Mr. Hein is not unlike most sexual predators; he knew exactly how to "groom" his child victims and knew to warn her not to tell anyone.
We all should also be thanking the two teenage girls who witnessed Mr. Hein kissing the young victim and reported what they saw to the police. These girls should be considered heroes for doing the right thing.
The reality is that, on average, a child molester will molest someone 117 times during his or her life. And considering that Mr. Hein is 62 years old, we should all be asking how many other victims of his crimes are out there who were to afraid to report the crimes.
These victims also deserve their day in court - not only so they can tell their stories and see justice served but so they may name sex offenders we are now unaware of and help prevent other children from being harmed.

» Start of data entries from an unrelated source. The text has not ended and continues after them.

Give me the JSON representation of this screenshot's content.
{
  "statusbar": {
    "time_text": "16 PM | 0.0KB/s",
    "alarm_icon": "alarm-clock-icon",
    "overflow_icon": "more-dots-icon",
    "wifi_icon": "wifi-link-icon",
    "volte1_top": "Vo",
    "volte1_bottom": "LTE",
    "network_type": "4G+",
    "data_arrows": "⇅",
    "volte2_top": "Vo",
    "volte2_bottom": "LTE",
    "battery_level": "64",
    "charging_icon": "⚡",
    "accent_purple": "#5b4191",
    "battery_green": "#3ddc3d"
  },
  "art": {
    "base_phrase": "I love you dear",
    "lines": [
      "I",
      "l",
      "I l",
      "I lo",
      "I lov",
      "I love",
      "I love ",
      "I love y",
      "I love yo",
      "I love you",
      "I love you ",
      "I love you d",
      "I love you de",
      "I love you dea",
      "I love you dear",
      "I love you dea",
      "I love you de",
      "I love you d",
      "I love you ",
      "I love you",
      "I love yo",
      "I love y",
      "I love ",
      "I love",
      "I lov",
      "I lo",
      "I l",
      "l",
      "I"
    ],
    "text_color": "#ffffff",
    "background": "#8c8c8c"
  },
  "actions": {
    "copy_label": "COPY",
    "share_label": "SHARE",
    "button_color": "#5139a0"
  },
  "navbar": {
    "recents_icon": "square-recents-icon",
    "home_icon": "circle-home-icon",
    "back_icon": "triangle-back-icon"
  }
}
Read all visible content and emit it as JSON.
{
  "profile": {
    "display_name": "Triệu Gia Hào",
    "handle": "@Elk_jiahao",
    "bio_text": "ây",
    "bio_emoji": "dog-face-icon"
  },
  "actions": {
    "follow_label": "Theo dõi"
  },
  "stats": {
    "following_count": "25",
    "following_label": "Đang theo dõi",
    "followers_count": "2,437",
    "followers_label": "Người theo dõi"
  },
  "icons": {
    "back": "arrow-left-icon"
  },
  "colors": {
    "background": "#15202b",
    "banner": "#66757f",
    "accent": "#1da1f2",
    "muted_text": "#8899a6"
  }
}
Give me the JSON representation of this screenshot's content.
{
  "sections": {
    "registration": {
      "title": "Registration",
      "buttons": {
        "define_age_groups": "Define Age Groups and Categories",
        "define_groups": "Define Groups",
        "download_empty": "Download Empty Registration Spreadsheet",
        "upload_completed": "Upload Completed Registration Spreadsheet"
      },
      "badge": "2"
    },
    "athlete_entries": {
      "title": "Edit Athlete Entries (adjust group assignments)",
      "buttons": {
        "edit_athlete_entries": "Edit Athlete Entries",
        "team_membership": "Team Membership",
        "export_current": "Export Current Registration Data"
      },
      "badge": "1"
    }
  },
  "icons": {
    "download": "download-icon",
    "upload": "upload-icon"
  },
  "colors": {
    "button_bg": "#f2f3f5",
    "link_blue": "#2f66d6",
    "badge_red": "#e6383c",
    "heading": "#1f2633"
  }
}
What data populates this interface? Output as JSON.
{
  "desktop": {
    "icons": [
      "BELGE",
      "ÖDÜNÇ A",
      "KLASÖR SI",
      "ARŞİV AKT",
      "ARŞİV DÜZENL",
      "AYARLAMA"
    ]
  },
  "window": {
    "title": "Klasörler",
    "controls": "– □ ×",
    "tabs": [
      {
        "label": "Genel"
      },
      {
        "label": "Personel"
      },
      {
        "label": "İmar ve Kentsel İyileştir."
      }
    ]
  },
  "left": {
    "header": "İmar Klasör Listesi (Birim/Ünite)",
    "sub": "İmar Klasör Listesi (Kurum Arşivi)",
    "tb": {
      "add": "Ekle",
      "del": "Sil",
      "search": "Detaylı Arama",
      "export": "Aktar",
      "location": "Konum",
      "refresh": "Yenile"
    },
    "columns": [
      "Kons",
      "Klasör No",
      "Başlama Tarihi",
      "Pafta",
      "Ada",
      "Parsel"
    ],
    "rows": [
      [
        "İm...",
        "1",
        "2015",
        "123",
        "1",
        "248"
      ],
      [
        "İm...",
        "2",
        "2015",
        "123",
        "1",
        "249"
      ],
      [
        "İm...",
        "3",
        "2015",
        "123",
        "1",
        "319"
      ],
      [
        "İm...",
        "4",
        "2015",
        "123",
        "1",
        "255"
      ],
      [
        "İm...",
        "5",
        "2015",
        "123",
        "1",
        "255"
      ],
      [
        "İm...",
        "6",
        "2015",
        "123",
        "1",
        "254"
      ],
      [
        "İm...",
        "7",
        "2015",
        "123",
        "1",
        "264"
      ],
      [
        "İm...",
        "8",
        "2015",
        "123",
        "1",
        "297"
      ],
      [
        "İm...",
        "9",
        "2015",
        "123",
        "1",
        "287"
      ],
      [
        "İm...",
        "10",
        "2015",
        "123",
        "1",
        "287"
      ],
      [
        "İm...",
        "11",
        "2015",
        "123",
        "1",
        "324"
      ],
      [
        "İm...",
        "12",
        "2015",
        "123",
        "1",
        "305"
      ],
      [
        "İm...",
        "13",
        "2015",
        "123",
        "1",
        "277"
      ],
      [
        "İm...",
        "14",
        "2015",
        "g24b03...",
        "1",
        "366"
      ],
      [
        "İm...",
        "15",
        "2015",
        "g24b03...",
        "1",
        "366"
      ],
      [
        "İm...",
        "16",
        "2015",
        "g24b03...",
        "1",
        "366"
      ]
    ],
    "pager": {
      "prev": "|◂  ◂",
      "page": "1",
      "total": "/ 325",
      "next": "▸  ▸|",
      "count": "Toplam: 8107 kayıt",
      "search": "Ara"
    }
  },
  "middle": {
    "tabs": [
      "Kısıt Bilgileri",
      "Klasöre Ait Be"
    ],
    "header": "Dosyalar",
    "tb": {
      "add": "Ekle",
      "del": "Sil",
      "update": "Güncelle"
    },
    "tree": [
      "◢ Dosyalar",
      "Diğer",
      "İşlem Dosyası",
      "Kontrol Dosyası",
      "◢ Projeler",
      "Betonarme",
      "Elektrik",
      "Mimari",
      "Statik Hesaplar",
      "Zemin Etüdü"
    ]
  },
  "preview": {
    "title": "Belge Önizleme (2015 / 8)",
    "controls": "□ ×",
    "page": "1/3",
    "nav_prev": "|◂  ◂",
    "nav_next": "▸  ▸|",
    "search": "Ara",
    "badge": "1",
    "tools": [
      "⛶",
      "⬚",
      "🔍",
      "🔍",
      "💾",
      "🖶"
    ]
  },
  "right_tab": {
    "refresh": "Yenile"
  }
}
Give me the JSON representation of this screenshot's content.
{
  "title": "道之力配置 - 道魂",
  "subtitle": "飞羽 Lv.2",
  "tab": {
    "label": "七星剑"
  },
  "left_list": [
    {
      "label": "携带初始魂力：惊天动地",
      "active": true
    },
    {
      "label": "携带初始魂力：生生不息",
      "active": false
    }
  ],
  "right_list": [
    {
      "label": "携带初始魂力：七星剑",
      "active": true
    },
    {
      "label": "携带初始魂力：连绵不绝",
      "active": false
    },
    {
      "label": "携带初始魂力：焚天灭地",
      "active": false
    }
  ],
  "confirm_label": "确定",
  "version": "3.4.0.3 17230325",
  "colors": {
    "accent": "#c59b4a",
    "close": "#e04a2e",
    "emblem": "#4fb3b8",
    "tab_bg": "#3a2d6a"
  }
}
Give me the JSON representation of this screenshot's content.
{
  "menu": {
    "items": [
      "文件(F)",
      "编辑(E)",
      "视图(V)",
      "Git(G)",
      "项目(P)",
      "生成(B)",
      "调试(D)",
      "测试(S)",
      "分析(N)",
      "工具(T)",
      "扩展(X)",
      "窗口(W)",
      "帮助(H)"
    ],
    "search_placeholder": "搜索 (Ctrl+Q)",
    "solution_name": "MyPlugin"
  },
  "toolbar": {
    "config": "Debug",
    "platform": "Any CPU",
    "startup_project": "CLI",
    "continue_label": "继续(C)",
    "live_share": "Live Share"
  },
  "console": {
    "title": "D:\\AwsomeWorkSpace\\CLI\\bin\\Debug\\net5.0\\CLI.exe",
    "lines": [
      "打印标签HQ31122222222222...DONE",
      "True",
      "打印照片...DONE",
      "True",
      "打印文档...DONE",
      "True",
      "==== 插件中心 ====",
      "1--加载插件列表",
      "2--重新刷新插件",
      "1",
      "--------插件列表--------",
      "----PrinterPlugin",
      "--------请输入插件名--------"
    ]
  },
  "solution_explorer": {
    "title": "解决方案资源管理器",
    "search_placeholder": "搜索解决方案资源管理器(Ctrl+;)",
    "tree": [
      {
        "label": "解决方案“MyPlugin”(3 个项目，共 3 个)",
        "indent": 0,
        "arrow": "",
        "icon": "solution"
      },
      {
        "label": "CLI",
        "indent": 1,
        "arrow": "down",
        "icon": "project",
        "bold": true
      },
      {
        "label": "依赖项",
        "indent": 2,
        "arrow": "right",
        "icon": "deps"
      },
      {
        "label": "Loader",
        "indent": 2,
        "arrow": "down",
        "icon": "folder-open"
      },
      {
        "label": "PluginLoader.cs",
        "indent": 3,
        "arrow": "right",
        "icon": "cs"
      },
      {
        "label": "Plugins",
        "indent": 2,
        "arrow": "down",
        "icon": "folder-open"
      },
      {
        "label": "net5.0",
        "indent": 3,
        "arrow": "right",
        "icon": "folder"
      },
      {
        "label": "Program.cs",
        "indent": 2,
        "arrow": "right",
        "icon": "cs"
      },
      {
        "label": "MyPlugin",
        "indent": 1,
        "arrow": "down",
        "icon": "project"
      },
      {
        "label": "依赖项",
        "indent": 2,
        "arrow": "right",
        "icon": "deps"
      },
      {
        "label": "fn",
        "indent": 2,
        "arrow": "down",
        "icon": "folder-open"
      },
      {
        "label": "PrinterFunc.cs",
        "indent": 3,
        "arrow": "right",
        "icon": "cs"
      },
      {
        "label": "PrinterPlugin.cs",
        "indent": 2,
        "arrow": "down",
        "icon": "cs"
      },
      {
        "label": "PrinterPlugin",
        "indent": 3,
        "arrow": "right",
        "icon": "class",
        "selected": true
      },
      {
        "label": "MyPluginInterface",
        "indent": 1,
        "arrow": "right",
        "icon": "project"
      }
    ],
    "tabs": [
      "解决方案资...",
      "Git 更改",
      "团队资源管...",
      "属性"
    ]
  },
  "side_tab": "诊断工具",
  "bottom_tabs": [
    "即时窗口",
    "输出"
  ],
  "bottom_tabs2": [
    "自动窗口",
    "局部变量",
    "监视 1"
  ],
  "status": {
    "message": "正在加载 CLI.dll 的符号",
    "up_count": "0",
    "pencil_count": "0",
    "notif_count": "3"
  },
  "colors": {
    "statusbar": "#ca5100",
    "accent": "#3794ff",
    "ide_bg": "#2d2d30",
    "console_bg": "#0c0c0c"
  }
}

These are just a few of the reasons that it is so important for the state to lift the statute of limitations on civil lawsuits for victims of sexual abuse and to allow a window of opportunity for older victims of childhood sex abuse to name their offenders.
As citizens of Maryland, we need to do whatever we can to ensure we stop the other Michael Heins out there from continuing to molest our children.
Vicki Polin, Baltimore
The writer is founder and CEO of the Awareness Center Inc., an international Jewish coalition against sexual abuse and assault.
Callous legislature lets problems fester
If the Maryland legislature cared about the Chesapeake Bay, Maryland would have a bottle bill ("Political rhetoric revs up Democrats for session," Jan. 14).
If the Maryland legislature cared about highway safety, Maryland would have a law against using a cell phone while driving.
If the Maryland legislature cared about street crime, Maryland would reform its drug laws.
If the Maryland legislature cared about the cost of gas, Maryland would have a better public transportation system.
If the Maryland legislature cared about little kids shooting playmates with Daddy's gun, Maryland would have tougher handgun controls.
So who does care?
Hank Bullwinkel, Upper Falls
Mayor was wronged during Obama's visit
I watched Barack Obama's speech in Baltimore on Saturday and I noticed, as I'm sure everyone did, that Mayor Sheila Dixon was not mentioned at the event ("Dixon's presence shadowed," Jan. 18).
I thought that this was very odd, not to mention disrespectful; after all, she is still the mayor of Baltimore and she is presumed innocent until proved guilty.
Unless it was Ms. Dixon's choice to remain silent and not be seen at this event, someone has done her a terrible injustice.
As mayor, it should have been Ms. Dixon's duty to introduce our president-elect.
Venus Harris, Baltimore
Peaceful power transfer defines our democracy
In addition to the historic occasion of the inauguration bringing us the nation's first African-American president, I marvel at and am inspired by the civil transfer of power from one administration to another in this country ("The President: Obama calls for 'a new era of responsibility,'" Jan. 21).
No matter what was said during the campaign, no matter how different the ideologies or the ideas, when the new president is inaugurated, we are one family - Americans.
Although I strongly disagreed with most of the Bush administration's policies, I must give credit to President George W. Bush for his cooperation with the incoming Obama administration and the resulting smooth transition. Truly, this is something to celebrate.
President Barack Obama is a problem-solver, not an ideologue.
And in these difficult times, I hope Democrats and Republicans will now join forces to support what works, not necessarily what expresses anyone's partisan point of view.
As responsible citizens, let's call on our leaders to seek a more perfect union.